Sustainable planning and management of water resources can be more consistently accomplished when the capacity to predict LULC impacts is developed by reflecting the pressures of population densities and their local changes. This establishes a scientific challenge to understand the processes involved in these changes, as well as to formulate relationships and conceptualizations at different scales, making the predicted model of hydrological responses of a watershed to LULCC and climate more and more reliable. Thus, the present research fulfilled its objective of mapping and predicting the integrated impacts of climate and LULCC in the streamflow of a watershed of interest for scenarios of precipitation excess and scarcity.

The subwatersheds analyzed showed significant changes in their LULC over the simulated 45 years. As shown, 59.0% of the total area of the model domain suffered some type of change, which directly impacted the simulated results of the maximum streamflows of all subwatersheds. An LULCC that deserves to be highlighted is the gradual increase in medium population density area for the modeled regions, justifying some of the changes found in the modeled flows. It should be emphasized that the entire watershed also presented the same trend of population density increase. As the region has already registered hydrological disasters, knowledge of this hydrological tendency is important for urban planning and water resource management in order to mitigate such disasters.

It is important to point out, however, that during the analysis of the simulated data, some limitations of the research were identified, even though they did not compromise the research, these limitations show that there are gaps in the existence and availability of an environmental and socioeconomic basis, which would make more feasible and accurate the calibration and validation of hydrological models and LULCC models that will more actively assist in decision making.

From the above, some recommendations can be suggested, such as:

  • Continuous monitoring of hydrometeorological, geological, and geotechnical conditions that allow to anticipate the occurrences of natural disasters, especially, hydrological.

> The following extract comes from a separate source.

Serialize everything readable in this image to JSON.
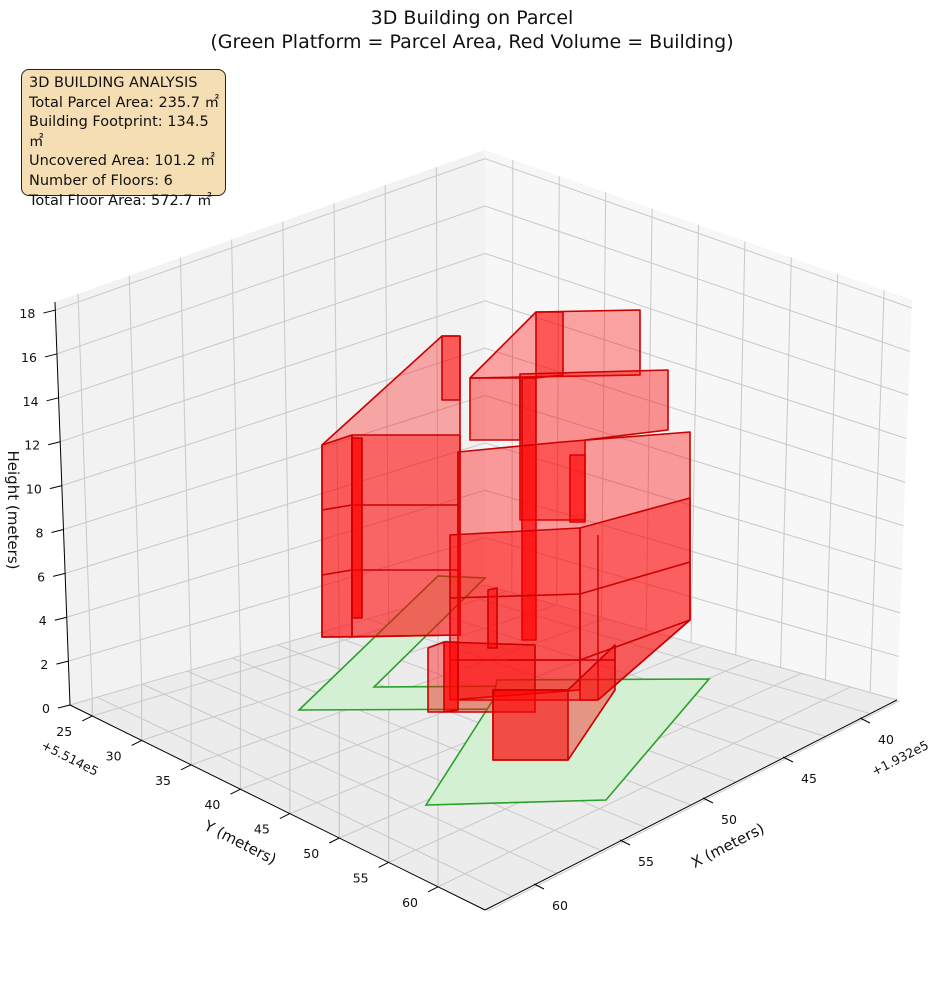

In this way, managers and decision makers will be able to mitigate the human and material damages resulting from such disasters [29].

  • Another point to be addressed is the relationship between the hydrological disaster and the sustainability of multi-scalar urban drainage. The understanding of the complexity of the relationships between natural ecosystems, urban, and society is fundamental so that the control of floods in urban areas is reconceptualized technically and managerially. Thus, sustainable urban drainage can contribute to the control of runoff through structural and non-structural methodologies that reduce the exposure of the population vulnerable to local hydrological disasters [36].

The results of the present research can be used by several sectors and agents, e.g., LULC planners, decision makers, public administrators, among others with the purpose of promoting actions that allow the natural hydrological disaster mitigation and/or control, considering environmental and social aspects. The identification and mapping of the main drivers of LULC and climatological changes contributes methodologically to quantify the hydrological effects in a watershed as response to these changes, considering the seasonality and the recurrence of these events. Thus, the present study is a contribution to the production of the knowledge needed to manage natural hydrological disasters in a watershed, providing subsidies so that communities can become resilient and sustainable.